Le 2 janvier, au matin, Forzinetti avertit Dreyfus qu’il recevrait dans l’après-midi la visite de sa femme : « J’espère te voir tout à l’heure et puiser des forces dans tes yeux. Soutenons-nous mutuellement envers et contre tous. Il me faut ton amour pour vivre ; sans cela le grand ressort serait cassé. »

Il compte les heures, les minutes, dans l’attente de la voir : « Mon cœur bat à se rompre. Tu n’es pas encore là, les secondes me paraissent des heures. Mon oreille est tendue pour écouter si quelqu’un vient me chercher.
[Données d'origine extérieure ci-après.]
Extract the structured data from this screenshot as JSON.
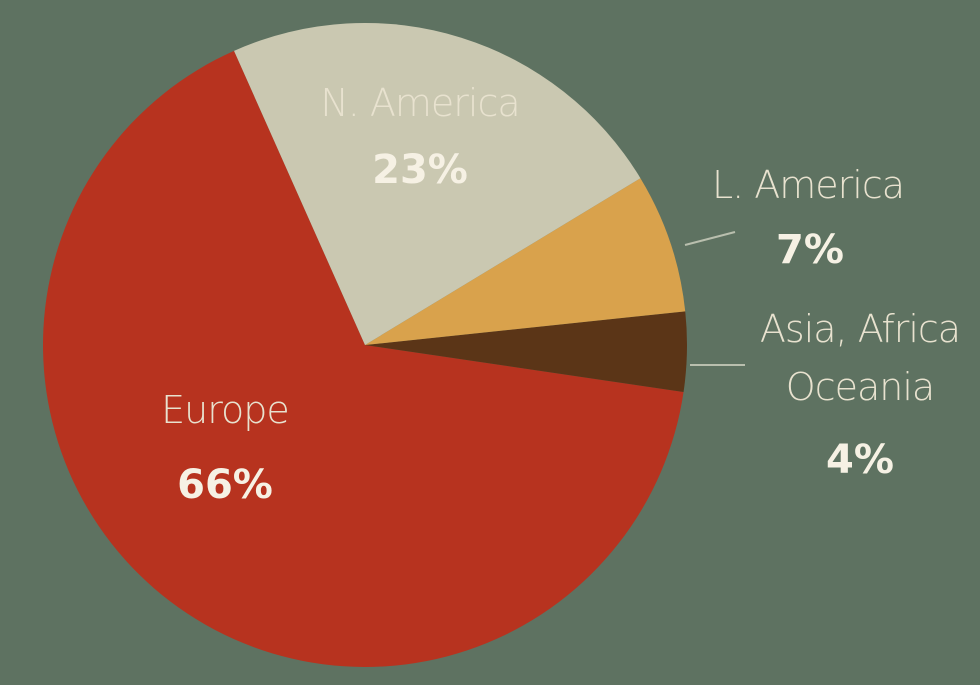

Je n’entends rien, j’attends toujours. »

Enfin, un gardien l’avertit, l’emmène au parloir de la prison. Ses jambes tremblaient en descendant ; il se roidissait « pour ne pas tomber par terre d’émotion ».

Ces deux malheureux êtres ne se virent qu’à travers une double grille treillagée, en présence de Forzinetti et de son agent principal. Forzinetti dut soutenir Lucie Dreyfus qui défaillait.

Elle eût voulu embrasser son mari, le serrer dans ses bras. Ils ne purent se parler qu’à distance, dans le parloir sombre, froid, une véritable glacière[1]. Il chercha à lire dans le visage de sa femme « les traces qu’y avaient laissées la souffrance et la douleur ». Il y lut la foi absolue, l’infini de l’amour.

À bout de forces, il abrégea cette entrevue trop cruelle. Il se sauva, « ayant besoin d’aller se cacher pour pleurer un peu ». Il lui en fait aussitôt l’aveu : « Ne

  1. Cass., I, 321 Forzinetti ; Lettres d’un innocent, p. 49 et suiv.